Fidel Castro : Le "Lider Maximo" - c’est ainsi qu’on le surnomme. Fidel Castro est la figure légendaire et charismatique de la révolution cubaine qu’il a portée de toutes ses forces faisant de son pays un modèle unique en son genre, décrié par les uns, adulé par les autres.

Alberto Korda, le photographe de la révolution Cubaine, est connu à travers le monde pour son fameux portrait du Che, sans doute le cliché le plus reproduit sur la planète et utilisé à des millions d’exemplaires sur toutes sortes de supports. Cette photographie a été réalisée en mars 1960 lors de la manifestation rendant hommage à la Havane aux victimes de la Coubre, le cargo français coulé dans le port alors qu’il acheminait des armes pour le régime castriste. Korda s’est éteint en mai 2001 à Paris, victime d’une crise cardiaque. Il repose au cimetière de la Havane.

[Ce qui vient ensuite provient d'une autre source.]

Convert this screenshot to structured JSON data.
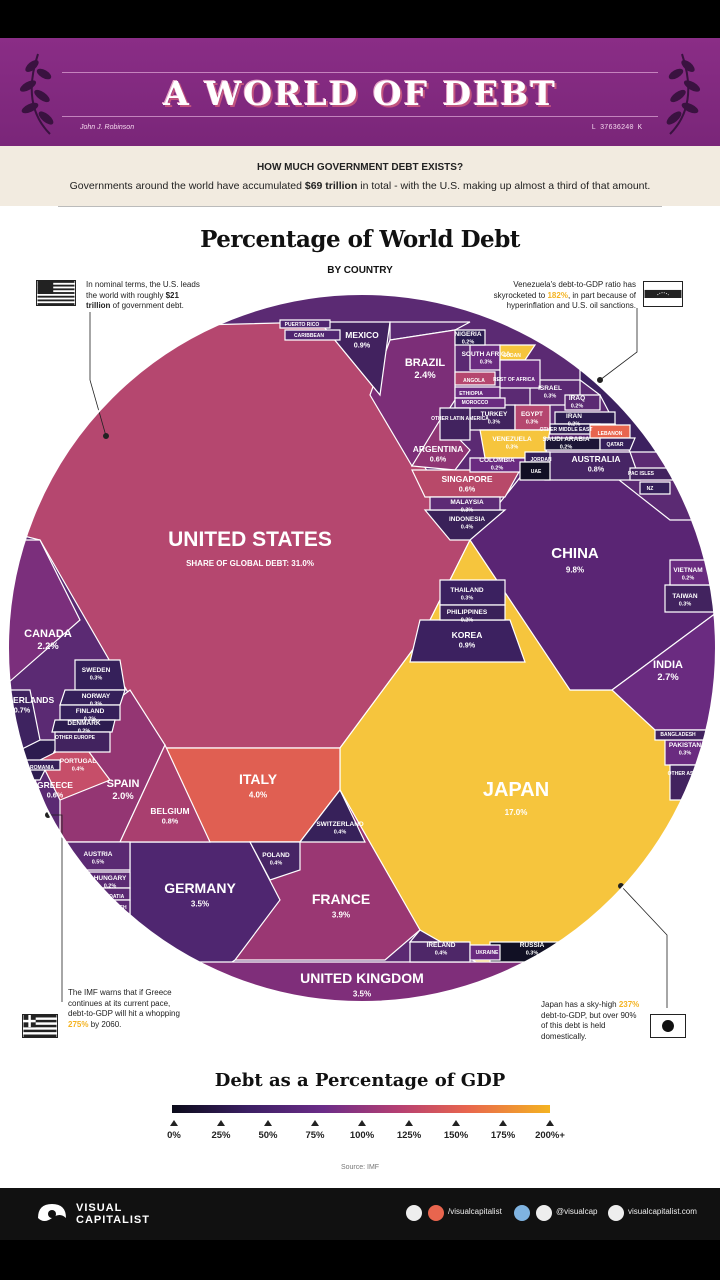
{
  "banner": {
    "title": "A WORLD OF DEBT",
    "serial": "L 37636240 K",
    "signature": "John J. Robinson",
    "color": "#7f2a7e"
  },
  "subhead": {
    "question": "HOW MUCH GOVERNMENT DEBT EXISTS?",
    "desc_pre": "Governments around the world have accumulated ",
    "desc_bold": "$69 trillion",
    "desc_post": " in total - with the U.S. making up almost a third of that amount."
  },
  "annotations": {
    "us_pre": "In nominal terms, the U.S. leads the world with roughly ",
    "us_bold": "$21 trillion",
    "us_post": " of government debt.",
    "venezuela_pre": "Venezuela's debt-to-GDP ratio has skyrocketed to ",
    "venezuela_hl": "182%",
    "venezuela_post": ", in part because of hyperinflation and U.S. oil sanctions.",
    "greece_pre": "The IMF warns that if Greece continues at its current pace, debt-to-GDP will hit a whopping ",
    "greece_hl": "275%",
    "greece_post": " by 2060.",
    "japan_pre": "Japan has a sky-high ",
    "japan_hl": "237%",
    "japan_post": " debt-to-GDP, but over 90% of this debt is held domestically."
  },
  "chart_data": {
    "type": "voronoi treemap",
    "title": "Percentage of World Debt",
    "subtitle": "BY COUNTRY",
    "value_label": "SHARE OF GLOBAL DEBT:",
    "cells": [
      {
        "name": "UNITED STATES",
        "share": 31.0,
        "color": "#b5476f"
      },
      {
        "name": "JAPAN",
        "share": 17.0,
        "color": "#f6c53d"
      },
      {
        "name": "CHINA",
        "share": 9.8,
        "color": "#5a2574"
      },
      {
        "name": "ITALY",
        "share": 4.0,
        "color": "#e05f52"
      },
      {
        "name": "FRANCE",
        "share": 3.9,
        "color": "#9a3773"
      },
      {
        "name": "GERMANY",
        "share": 3.5,
        "color": "#4f2670"
      },
      {
        "name": "UNITED KINGDOM",
        "share": 3.5,
        "color": "#7f2e7a"
      },
      {
        "name": "INDIA",
        "share": 2.7,
        "color": "#6a2b80"
      },
      {
        "name": "BRAZIL",
        "share": 2.4,
        "color": "#7c2e78"
      },
      {
        "name": "CANADA",
        "share": 2.2,
        "color": "#7b2f7c"
      },
      {
        "name": "SPAIN",
        "share": 2.0,
        "color": "#943673"
      },
      {
        "name": "MEXICO",
        "share": 0.9,
        "color": "#42225f"
      },
      {
        "name": "KOREA",
        "share": 0.9,
        "color": "#3c2160"
      },
      {
        "name": "BELGIUM",
        "share": 0.8,
        "color": "#a93f6f"
      },
      {
        "name": "AUSTRALIA",
        "share": 0.8,
        "color": "#472565"
      },
      {
        "name": "NETHERLANDS",
        "share": 0.7,
        "color": "#3e2360"
      },
      {
        "name": "ARGENTINA",
        "share": 0.6,
        "color": "#8f3574"
      },
      {
        "name": "SINGAPORE",
        "share": 0.6,
        "color": "#b84969"
      },
      {
        "name": "GREECE",
        "share": 0.6,
        "color": "#f6c53d"
      },
      {
        "name": "AUSTRIA",
        "share": 0.5,
        "color": "#5b2a73"
      },
      {
        "name": "PORTUGAL",
        "share": 0.4,
        "color": "#c64e69"
      },
      {
        "name": "SWITZERLAND",
        "share": 0.4,
        "color": "#37215a"
      },
      {
        "name": "POLAND",
        "share": 0.4,
        "color": "#472565"
      },
      {
        "name": "IRELAND",
        "share": 0.4,
        "color": "#4e2768"
      },
      {
        "name": "INDONESIA",
        "share": 0.4,
        "color": "#3a2159"
      },
      {
        "name": "SWEDEN",
        "share": 0.3,
        "color": "#35205a"
      },
      {
        "name": "THAILAND",
        "share": 0.3,
        "color": "#3b2160"
      },
      {
        "name": "TURKEY",
        "share": 0.3,
        "color": "#42235f"
      },
      {
        "name": "EGYPT",
        "share": 0.3,
        "color": "#b5476f"
      },
      {
        "name": "VENEZUELA",
        "share": 0.3,
        "color": "#f6c53d"
      },
      {
        "name": "ISRAEL",
        "share": 0.3,
        "color": "#5b2a73"
      },
      {
        "name": "MALAYSIA",
        "share": 0.3,
        "color": "#5d2b75"
      },
      {
        "name": "RUSSIA",
        "share": 0.3,
        "color": "#111024"
      },
      {
        "name": "TAIWAN",
        "share": 0.3,
        "color": "#42235f"
      },
      {
        "name": "PAKISTAN",
        "share": 0.3,
        "color": "#6a2b80"
      },
      {
        "name": "SOUTH AFRICA",
        "share": 0.3,
        "color": "#6a2b80"
      },
      {
        "name": "NORWAY",
        "share": 0.3,
        "color": "#35205a"
      },
      {
        "name": "NIGERIA",
        "share": 0.2,
        "color": "#2b1c50"
      },
      {
        "name": "COLOMBIA",
        "share": 0.2,
        "color": "#6a2b80"
      },
      {
        "name": "SAUDI ARABIA",
        "share": 0.2,
        "color": "#1c1636"
      },
      {
        "name": "VIETNAM",
        "share": 0.2,
        "color": "#6a2b80"
      },
      {
        "name": "FINLAND",
        "share": 0.2,
        "color": "#35205a"
      },
      {
        "name": "DENMARK",
        "share": 0.2,
        "color": "#2c1c4f"
      },
      {
        "name": "HUNGARY",
        "share": 0.2,
        "color": "#5b2a73"
      },
      {
        "name": "IRAQ",
        "share": 0.2,
        "color": "#5b2a73"
      },
      {
        "name": "IRAN",
        "share": 0.2,
        "color": "#2c1c4f"
      },
      {
        "name": "PHILIPPINES",
        "share": 0.2,
        "color": "#3a2159"
      }
    ],
    "small_labels": [
      "PUERTO RICO",
      "CARIBBEAN",
      "SUDAN",
      "REST OF AFRICA",
      "ANGOLA",
      "ETHIOPIA",
      "MOROCCO",
      "OTHER LATIN AMERICA",
      "OTHER MIDDLE EAST",
      "LEBANON",
      "QATAR",
      "JORDAN",
      "UAE",
      "PAC ISLES",
      "NZ",
      "OTHER EUROPE",
      "ROMANIA",
      "CROATIA",
      "CZECH",
      "UKRAINE",
      "BANGLADESH",
      "OTHER ASIA"
    ],
    "color_scale": {
      "title": "Debt as a Percentage of GDP",
      "ticks": [
        "0%",
        "25%",
        "50%",
        "75%",
        "100%",
        "125%",
        "150%",
        "175%",
        "200%+"
      ]
    },
    "source": "Source: IMF"
  },
  "footer": {
    "brand_line1": "VISUAL",
    "brand_line2": "CAPITALIST",
    "handle1": "/visualcapitalist",
    "handle2": "@visualcap",
    "site": "visualcapitalist.com"
  }
}
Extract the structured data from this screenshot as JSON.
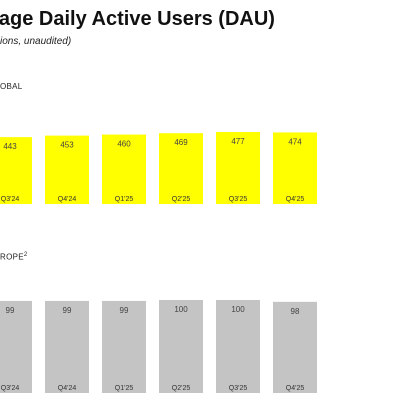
{
  "header": {
    "title": "erage Daily Active Users (DAU)",
    "subtitle": "ions, unaudited)"
  },
  "chart_data": [
    {
      "type": "bar",
      "panel_label": "OBAL",
      "categories": [
        "Q3'24",
        "Q4'24",
        "Q1'25",
        "Q2'25",
        "Q3'25",
        "Q4'25"
      ],
      "values": [
        443,
        453,
        460,
        469,
        477,
        474
      ],
      "color": "#ffff00"
    },
    {
      "type": "bar",
      "panel_label": "ROPE",
      "panel_label_sup": "2",
      "categories": [
        "Q3'24",
        "Q4'24",
        "Q1'25",
        "Q2'25",
        "Q3'25",
        "Q4'25"
      ],
      "values": [
        99,
        99,
        99,
        100,
        100,
        98
      ],
      "color": "#c4c4c4"
    }
  ]
}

Ernest Hemingway : Sa très belle maison sur les hauteurs de la Havane est devenue un musée, la célèbre Finca Vigia que le Prix Nobel de Littérature habita pendant une bonne vingtaine d’années jusque dans les années soixante. Il n’était pas seul car entouré, sur place, d’une soixantaine de chats... et de très nombreux amis qui venaient lui rendre visite. C’était le temps de la belle époque à Cuba, de la pêche à l’espadon, des virées le soir dans les bars de la vieille Havane, la bodéguita ou le Floridita, deux comptoirs que fréquentait assidument l’auteur du "vieil homme et la mer".